Modern interface, sensible default gauge layouts, reliable connection. Free with a one-time pro unlock (~$5). The easiest starting point on either platform, and the one most ND owners settle on for daily monitoring.

The best iOS OBD app: custom PID definitions, data logging to CSV, clean gauges. ~$10. If you’re on iPhone and want to log enhanced Mazda signals, this is the pick.

The long-time Android standard, ~$5. Highly customizable dashboards, broad PID support, a plugin ecosystem, and community PID packs that add Mazda-specific signals. The UI is dated but it does more than anything else on Android.

Track-focused: it overlays OBD data onto a GPS lap trace for timing and analysis. Free tier plus a pro unlock (~$10). Overkill for street monitoring, but the right tool if you want engine data tied to a lap. For how it stacks up against dedicated boxes, see data loggers compared.

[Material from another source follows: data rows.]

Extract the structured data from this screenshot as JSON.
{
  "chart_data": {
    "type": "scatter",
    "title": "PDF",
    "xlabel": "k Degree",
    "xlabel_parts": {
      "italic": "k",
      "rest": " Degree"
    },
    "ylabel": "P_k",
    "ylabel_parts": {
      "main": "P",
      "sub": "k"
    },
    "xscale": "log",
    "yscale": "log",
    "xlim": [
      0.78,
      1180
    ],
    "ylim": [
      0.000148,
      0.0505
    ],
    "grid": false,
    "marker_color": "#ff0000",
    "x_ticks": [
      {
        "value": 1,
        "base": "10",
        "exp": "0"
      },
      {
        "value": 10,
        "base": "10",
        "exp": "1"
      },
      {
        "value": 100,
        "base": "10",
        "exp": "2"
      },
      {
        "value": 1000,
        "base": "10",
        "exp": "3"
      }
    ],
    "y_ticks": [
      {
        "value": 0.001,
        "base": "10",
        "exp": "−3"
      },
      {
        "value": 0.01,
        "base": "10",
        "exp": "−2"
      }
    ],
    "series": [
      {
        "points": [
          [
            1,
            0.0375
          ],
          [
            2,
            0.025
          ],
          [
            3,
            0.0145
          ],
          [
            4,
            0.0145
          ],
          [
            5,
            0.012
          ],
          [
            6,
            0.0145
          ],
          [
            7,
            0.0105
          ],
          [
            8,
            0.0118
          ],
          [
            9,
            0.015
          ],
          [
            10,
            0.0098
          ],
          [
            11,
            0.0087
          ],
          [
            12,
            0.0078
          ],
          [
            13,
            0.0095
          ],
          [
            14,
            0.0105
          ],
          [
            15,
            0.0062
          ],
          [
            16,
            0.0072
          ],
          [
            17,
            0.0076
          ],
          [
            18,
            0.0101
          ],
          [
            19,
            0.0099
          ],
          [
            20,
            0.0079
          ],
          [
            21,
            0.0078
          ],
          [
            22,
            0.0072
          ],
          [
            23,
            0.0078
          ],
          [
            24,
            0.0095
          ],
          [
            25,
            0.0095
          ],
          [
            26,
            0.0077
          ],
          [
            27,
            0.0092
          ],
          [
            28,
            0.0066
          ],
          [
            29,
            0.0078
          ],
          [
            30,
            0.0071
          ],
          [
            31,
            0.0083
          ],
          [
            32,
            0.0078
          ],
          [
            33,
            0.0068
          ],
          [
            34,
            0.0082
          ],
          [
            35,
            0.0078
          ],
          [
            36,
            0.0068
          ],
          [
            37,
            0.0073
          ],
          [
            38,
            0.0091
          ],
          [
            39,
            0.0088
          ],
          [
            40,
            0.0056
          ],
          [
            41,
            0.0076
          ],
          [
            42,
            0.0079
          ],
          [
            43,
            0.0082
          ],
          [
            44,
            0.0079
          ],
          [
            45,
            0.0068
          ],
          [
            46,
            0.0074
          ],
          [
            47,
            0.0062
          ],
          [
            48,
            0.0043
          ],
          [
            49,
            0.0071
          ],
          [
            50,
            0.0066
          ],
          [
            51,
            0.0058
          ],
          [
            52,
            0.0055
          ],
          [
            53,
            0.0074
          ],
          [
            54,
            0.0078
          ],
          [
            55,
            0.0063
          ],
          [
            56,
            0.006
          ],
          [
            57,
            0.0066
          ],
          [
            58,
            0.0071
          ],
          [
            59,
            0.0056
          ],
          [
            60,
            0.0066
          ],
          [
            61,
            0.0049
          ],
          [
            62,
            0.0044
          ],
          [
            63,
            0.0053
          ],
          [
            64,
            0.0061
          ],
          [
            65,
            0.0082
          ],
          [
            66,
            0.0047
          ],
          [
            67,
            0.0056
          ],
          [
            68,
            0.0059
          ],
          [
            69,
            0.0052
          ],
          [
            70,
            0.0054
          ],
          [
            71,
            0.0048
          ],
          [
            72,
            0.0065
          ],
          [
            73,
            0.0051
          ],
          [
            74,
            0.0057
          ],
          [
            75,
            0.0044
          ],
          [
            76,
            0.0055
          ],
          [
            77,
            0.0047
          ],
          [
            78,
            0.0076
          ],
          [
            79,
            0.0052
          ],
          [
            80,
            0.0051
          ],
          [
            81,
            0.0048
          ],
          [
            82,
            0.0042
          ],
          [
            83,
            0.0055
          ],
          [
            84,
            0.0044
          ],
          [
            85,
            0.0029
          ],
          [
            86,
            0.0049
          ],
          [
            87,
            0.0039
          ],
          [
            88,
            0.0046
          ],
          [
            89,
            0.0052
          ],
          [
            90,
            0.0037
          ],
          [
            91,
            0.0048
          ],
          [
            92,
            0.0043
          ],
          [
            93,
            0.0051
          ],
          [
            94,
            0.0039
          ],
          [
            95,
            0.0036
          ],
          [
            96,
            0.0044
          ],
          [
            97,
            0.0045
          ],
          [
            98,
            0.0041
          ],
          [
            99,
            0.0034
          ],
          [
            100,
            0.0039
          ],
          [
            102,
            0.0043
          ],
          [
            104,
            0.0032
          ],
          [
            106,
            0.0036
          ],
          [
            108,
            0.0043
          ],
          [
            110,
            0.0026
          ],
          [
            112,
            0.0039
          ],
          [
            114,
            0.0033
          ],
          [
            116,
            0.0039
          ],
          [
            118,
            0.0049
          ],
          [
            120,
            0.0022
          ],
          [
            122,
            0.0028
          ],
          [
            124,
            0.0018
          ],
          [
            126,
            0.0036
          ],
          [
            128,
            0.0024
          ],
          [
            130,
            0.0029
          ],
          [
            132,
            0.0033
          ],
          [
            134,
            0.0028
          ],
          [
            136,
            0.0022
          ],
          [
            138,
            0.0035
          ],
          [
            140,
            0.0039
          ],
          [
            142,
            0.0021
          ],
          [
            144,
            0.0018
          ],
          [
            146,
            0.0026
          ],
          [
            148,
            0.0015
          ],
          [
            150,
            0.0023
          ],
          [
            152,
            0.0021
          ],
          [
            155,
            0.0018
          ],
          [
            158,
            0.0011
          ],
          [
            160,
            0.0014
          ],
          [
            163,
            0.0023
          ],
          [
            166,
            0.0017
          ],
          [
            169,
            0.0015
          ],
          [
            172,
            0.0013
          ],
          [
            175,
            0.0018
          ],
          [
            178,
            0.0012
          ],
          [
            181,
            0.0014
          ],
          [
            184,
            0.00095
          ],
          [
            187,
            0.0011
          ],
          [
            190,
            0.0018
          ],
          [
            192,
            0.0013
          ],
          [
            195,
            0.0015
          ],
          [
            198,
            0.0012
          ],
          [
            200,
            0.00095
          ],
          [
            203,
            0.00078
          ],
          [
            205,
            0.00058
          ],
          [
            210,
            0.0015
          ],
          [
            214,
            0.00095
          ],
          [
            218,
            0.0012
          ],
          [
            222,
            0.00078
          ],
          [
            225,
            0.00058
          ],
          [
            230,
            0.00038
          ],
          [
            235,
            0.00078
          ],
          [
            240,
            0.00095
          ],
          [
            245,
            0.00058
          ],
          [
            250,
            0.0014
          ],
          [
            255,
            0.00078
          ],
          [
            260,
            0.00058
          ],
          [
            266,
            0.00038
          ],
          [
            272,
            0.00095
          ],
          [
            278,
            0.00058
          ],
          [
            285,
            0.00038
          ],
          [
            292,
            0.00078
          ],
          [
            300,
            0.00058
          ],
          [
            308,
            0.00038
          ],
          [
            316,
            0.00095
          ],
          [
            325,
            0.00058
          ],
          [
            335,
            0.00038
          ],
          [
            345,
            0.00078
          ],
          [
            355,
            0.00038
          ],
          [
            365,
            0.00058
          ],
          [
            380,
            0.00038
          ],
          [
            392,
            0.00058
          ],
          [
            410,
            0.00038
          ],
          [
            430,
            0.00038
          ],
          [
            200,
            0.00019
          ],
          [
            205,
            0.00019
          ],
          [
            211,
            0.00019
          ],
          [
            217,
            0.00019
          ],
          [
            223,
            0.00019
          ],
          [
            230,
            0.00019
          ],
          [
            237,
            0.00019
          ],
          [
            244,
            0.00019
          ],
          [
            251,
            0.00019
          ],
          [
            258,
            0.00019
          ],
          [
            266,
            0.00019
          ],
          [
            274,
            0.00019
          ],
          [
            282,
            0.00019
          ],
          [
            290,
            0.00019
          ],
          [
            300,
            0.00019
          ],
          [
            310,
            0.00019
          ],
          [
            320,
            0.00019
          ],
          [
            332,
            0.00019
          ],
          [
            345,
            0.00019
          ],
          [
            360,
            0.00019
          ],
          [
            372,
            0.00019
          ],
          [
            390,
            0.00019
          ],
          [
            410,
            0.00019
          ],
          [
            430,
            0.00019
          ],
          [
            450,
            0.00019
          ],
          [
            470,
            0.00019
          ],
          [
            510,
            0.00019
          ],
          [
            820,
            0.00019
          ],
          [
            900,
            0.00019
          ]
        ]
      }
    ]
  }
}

Standard OBD-II PIDs are available on any working adapter and cover the signals most owners care about:

PIDSignalTypical rate
0x0CEngine RPM~10 Hz
0x0DVehicle speed~10 Hz
0x05Coolant temperature~1 Hz
0x0FIntake air temperature~1 Hz
0x11Throttle position~10 Hz
0x2FFuel level~1 Hz
0x46Ambient temperature~0.5 Hz

Note what’s missing: oil temperature is not a standard PID on the ND. The Skyactiv-G doesn’t expose it through generic OBD-II, so a third-party dongle can’t read it off the standard PID list. The ECU still measures it — ND2 cars (2019+) display oil temperature digitally in the instrument cluster, fed straight from Mazda’s data. Getting that value into a phone app takes an enhanced Mazda PID and an app that supports custom PID definitions (OBD Fusion or Torque with a community pack). If oil temp is the only thing you’re after, confirm your app supports the enhanced PID before buying.

OBD-II is request-response: the adapter asks for a value, the ECU answers, repeat. An ELM327-class adapter manages roughly 8–12 requests per second total; the OBDLink MX+ with its STN chip runs faster. That total is shared across every PID on screen, so if you display five gauges, each one updates around 2 Hz rather than the headline 10 Hz. It’s fine for human-readable gauges and perfectly adequate for spotting a coolant climb. It is not fast enough for serious multi-channel data capture — for that, see data loggers compared, and note that CMU-native logging via the upcoming ScreenTune track edition pulls wheel speed, yaw, and acceleration simultaneously without polling overhead.

Daily driver. Veepeak BLE+ or OBDLink MX+ with Car Scanner (or OBD Fusion on iOS). Keep coolant temp, intake air temp, and fuel level on screen; read and clear codes when the light comes on.

You also want FORScan. Buy the OBDLink MX+ once. Switch it to MS-CAN for module coding, leave it on standard HS-CAN for monitoring. One adapter, both jobs.

Track days. OBDLink MX+ plus RaceChrono overlays coolant temp and RPM onto your GPS lap trace, which is genuinely useful for catching heat soak over a session. If you’re chasing real lap data, weigh it against dedicated boxes in data loggers compared.